Chinese equities ended lower for the second day in a row after Standard & Poor’s stripped China of AA- rating. The Shanghai Composite fell as much as 0.90% over the last two days as investors dumped Chinese stocks in reaction to the rating agency to lower China’s rating to A+ amid concerns over credit growth. Similarly, the tech-heavy Shenzhen Composite was off as much as 1.60% since Wednesday close but trimmed losses to 1.20% before the week-end.
Standard & Poor’s justified its decision by saying that "The downgrade reflects our assessment that a prolonged period of strong credit growth has increased China's economic and financial risks." The need for China to deleverage its economy is no news; however the subject has kind of slip under the radar over the last few months as investors focused on the twists and turns of Trump and the Fed and ECB shifting towards further tightening. On Friday, in the wake of China downgrade, the rating agency cut Hong Kong’s rating from AAA to AA+ saying that "We are lowering the rating on Hong Kong to reflect potential spillover risks to the SAR should deleveraging in China prove to be more disruptive than we currently expect".

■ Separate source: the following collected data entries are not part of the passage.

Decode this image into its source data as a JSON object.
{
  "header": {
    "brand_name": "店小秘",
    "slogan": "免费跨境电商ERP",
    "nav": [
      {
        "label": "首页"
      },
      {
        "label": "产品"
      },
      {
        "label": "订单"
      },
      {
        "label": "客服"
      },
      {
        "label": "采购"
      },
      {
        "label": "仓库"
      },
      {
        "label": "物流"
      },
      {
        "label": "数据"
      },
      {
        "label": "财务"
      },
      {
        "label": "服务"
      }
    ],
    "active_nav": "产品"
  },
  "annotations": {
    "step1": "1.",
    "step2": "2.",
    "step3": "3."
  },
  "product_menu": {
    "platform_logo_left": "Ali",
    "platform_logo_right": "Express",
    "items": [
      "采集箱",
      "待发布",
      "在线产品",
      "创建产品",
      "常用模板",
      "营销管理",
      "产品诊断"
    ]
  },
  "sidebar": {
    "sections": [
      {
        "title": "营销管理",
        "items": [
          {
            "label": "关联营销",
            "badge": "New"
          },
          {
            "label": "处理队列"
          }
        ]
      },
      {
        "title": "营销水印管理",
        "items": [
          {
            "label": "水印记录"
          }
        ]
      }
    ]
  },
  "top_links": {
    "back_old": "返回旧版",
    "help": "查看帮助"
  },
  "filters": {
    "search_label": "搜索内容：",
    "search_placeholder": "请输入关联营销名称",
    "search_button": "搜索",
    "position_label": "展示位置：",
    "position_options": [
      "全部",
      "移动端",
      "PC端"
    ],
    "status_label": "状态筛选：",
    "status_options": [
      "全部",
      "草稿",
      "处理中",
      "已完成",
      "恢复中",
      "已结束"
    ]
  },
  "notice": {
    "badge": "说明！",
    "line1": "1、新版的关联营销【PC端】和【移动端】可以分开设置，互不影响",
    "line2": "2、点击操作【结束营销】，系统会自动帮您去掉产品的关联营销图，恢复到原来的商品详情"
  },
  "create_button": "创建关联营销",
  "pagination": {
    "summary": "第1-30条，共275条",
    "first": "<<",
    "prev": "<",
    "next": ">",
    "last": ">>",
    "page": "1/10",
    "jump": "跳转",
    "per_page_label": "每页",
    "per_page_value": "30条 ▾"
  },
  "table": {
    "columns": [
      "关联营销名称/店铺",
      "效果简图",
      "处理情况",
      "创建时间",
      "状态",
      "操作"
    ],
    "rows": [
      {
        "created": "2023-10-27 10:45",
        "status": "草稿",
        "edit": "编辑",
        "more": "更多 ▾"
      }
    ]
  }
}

Now that the Fed has finally triggered the process to reduce its balance sheet and that the ECB should at least reduce its quantitative easing program, investors will likely focus again on China and its massive debt problems. The yuan continued to lose ground against the USD with USD/CNY climbing to 6.60, up 2.45% from its multi-month low of 6.439. Further weakness of the yuan appears likely against the backdrop of potential further downgrade and mounting concerns about the level of indebtedness.